Because the per capita range is significantly higher (32 percentage point spread) than the coefficient (20 points) I damped down the former by reducing each number by a third, making the new per capita comparisons; Australia 114%, Canada 110%, UK, 104% and USA 127%. Then I simply subtracted the coefficient from the per capita. The resulting figures for per capita income minus inequality are: Australia +4%, Canada, +7%, the USA +4% and the United Kingdom -6% (if I hadn’t damped the per capita figures the respective figures would have been Australia +11%, Canada +12%, USA +15% and UK -4%).

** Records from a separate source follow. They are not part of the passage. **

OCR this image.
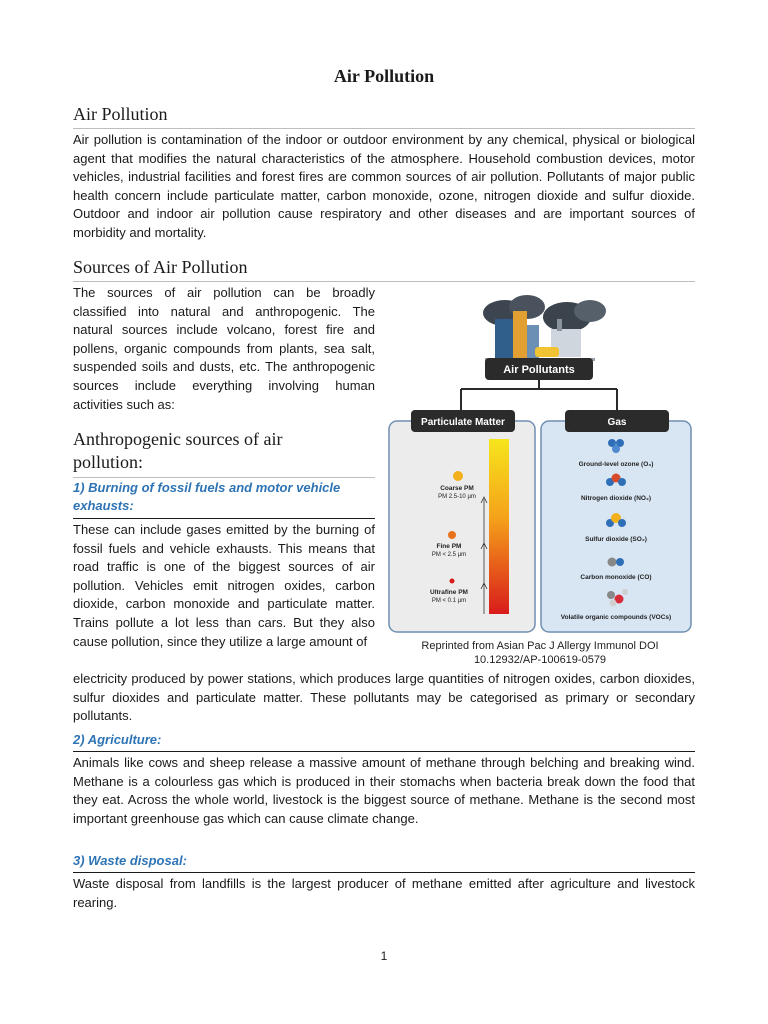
Air Pollution
Air Pollution
Air pollution is contamination of the indoor or outdoor environment by any chemical, physical or biological agent that modifies the natural characteristics of the atmosphere. Household combustion devices, motor vehicles, industrial facilities and forest fires are common sources of air pollution. Pollutants of major public health concern include particulate matter, carbon monoxide, ozone, nitrogen dioxide and sulfur dioxide. Outdoor and indoor air pollution cause respiratory and other diseases and are important sources of morbidity and mortality.
Sources of Air Pollution
The sources of air pollution can be broadly classified into natural and anthropogenic. The natural sources include volcano, forest fire and pollens, organic compounds from plants, sea salt, suspended soils and dusts, etc. The anthropogenic sources include everything involving human activities such as:
Anthropogenic sources of air
pollution:
1) Burning of fossil fuels and motor vehicle exhausts:
These can include gases emitted by the burning of fossil fuels and vehicle exhausts. This means that road traffic is one of the biggest sources of air pollution. Vehicles emit nitrogen oxides, carbon dioxide, carbon monoxide and particulate matter. Trains pollute a lot less than cars. But they also cause pollution, since they utilize a large amount of
electricity produced by power stations, which produces large quantities of nitrogen oxides, carbon dioxides, sulfur dioxides and particulate matter. These pollutants may be categorised as primary or secondary pollutants.
2) Agriculture:
Animals like cows and sheep release a massive amount of methane through belching and breaking wind. Methane is a colourless gas which is produced in their stomachs when bacteria break down the food that they eat. Across the whole world, livestock is the biggest source of methane. Methane is the second most important greenhouse gas which can cause climate change.
3) Waste disposal:
Waste disposal from landfills is the largest producer of methane emitted after agriculture and livestock rearing.
Air Pollutants
Particulate Matter
Coarse PM
PM 2.5-10 µm
Fine PM
PM < 2.5 µm
Ultrafine PM
PM < 0.1 µm
Gas
Ground-level ozone (O₃)
Nitrogen dioxide (NO₂)
Sulfur dioxide (SO₂)
Carbon monoxide (CO)
Volatile organic compounds (VOCs)
Reprinted from Asian Pac J Allergy Immunol DOI
10.12932/AP-100619-0579
1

Whilst the crude and arbitrary nature of these calculations won’t impress a statistician, this is more evidence that the UK is now a pretty grim place to be poor. It’s a double whammy. The least well-off in the UK suffer both from our relatively poor per capita income and our high inequality; they are both absolutely and relatively worse off than the poor in many other developed nations. I haven’t got the data to hand, but it is a pretty safe bet that the UK poor are also lagging way behind Scandinavia, Germany, Holland, Belgium and France.

Despite our current severe economic difficulties, I suspect most middle class people in the UK still feel they live in one of the richest countries in the world. Inequality not only makes life tougher for the poor, it also disguises the nation’s performance from a middle class for whom intra-national privilege disguises international weakness.

An important omission from data based on per-capita income is the social wage of public service entitlements. Including this would improve the relative standing of the UK poor in comparison to the equivalents in US but make little difference in relation to the other better performing nations, which on the whole have reasonably generous provision. And with an estimated 90% of public sector cuts yet to be implemented in the UK, the social wage is also set to substantially decline.

Now, the fact that the well-off in the UK are in the global Premiership while the UK’s poor have been relegated to the Championship does not in itself imply a specific policy response. Those advocating reductions in benefit entitlements and tough conditionality regimes will argue that they care as much about the poor as the advocates of greater redistribution. However, in comparison to debates about social mobility and welfare dependency, the sheer fact of the declining fortunes of our least well off is something which tends to get underplayed in mainstream debate.

As the Jubilee weekend approaches, the European Championships beckon (for the English at least) and the Olympics hove into view there will be a lots of flag waving and national pride on view. Perhaps at this time we should also bear in mind the following sentiments:

“Any society, any nation, is judged on the basis of how it treats its weakest members – the last, the least, the littlest.”

Cardinal Roger Mahony, in a 1998 letter, Creating a Culture of Life

“A decent provision for the poor is the true test of civilization.”